Os mercados de petróleo bruto demonstraram notável compostura na terça-feira, apesar do ultimato do Presidente Donald Trump ao Irão relativamente ao Estreito de Ormuz. O impasse, agora na sua sétima semana, já desencadeou perturbações significativas nas cadeias de abastecimento de petróleo em todo o mundo.
No entanto, estes avisos agressivos não geraram turbulência significativa no mercado. Os preços do petróleo mostraram um movimento notavelmente contido. Os contratos de petróleo Brent caíram 0,3% para aproximadamente 109,40 dólares por barril. O West Texas Intermediate subiu apenas 0,2% para atingir 112,59 dólares. Ambos os principais índices de referência permaneceram essencialmente inalterados em relação ao fecho de segunda-feira.
Os contratos de petróleo Brent de julho caíram brevemente abaixo do limiar de 100 dólares por barril. Entretanto, o WTI de julho foi negociado a 90,43 dólares, na verdade inferior aos preços observados sete dias antes.
Brent Crude Oil Last Day Financ (BZ=F)
A resposta moderada do mercado pode resultar do padrão de Trump de adiar prazos anteriores. Os traders de energia parecem cada vez mais duvidosos de que ele execute as suas ameaças desta vez.
Dan Coatsworth, analista da AJ Bell, delineou vários cenários potenciais. Washington ou Teerão poderiam recuar, potencialmente desencadeando uma recuperação do mercado de ativos e um declínio dos preços da energia. Alternativamente, poderia ocorrer uma escalada séria com implicações de longo alcance nos mercados financeiros globais.
Coatsworth identificou um terceiro cenário—mais uma extensão de prazo, prendendo os mercados em incerteza contínua.
O Irão deixou claro que retaliará contra qualquer ação militar americana, visando infraestruturas energéticas em toda a região do Golfo Pérsico. Tais contra-ataques poderiam restringir ainda mais a disponibilidade global de petróleo e intensificar as pressões económicas em todo o mundo.
Os negociadores alegadamente têm pouco otimismo de que o Irão satisfaça as condições de Trump, de acordo com fontes do Wall Street Journal. O Estreito de Ormuz representa um dos pontos de estrangulamento de trânsito de petróleo mais críticos do planeta.

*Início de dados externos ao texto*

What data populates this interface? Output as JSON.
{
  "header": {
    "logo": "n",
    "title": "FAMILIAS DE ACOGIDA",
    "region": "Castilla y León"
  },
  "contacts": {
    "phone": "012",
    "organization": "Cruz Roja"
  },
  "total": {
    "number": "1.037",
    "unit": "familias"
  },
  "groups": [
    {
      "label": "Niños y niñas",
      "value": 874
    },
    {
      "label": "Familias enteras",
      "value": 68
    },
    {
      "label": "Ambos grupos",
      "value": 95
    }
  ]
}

Os analistas da Societe Generale delinearam dois cenários principais que confrontam os mercados. O primeiro envolve um cessar-fogo tênue sem combate terrestre e normalização gradual do abastecimento. O segundo cenário apresenta um conflito prolongado com forças terrestres destacadas e volatilidade do mercado de energia permanentemente elevada.
Os indicadores de mercado sugerem que os traders já estão a antecipar disponibilidade limitada a curto prazo. O spread imediato do WTI—representando a diferença de preço entre os seus dois futuros com datas mais próximas—atingiu aproximadamente 15,50 dólares por barril na segunda-feira, aproximando-se de território recorde.
Este movimento coincidiu com compradores internacionais a garantir agressivamente os fornecimentos de petróleo bruto americano. As expectativas de disponibilidade de petróleo dos EUA contraíram-se à medida que o confronto continua.
Trump declarou na segunda-feira que as negociações com o Irão estavam "a correr bem", embora tenha enfatizado as ramificações sérias se nenhum acordo se materializar antes do seu prazo.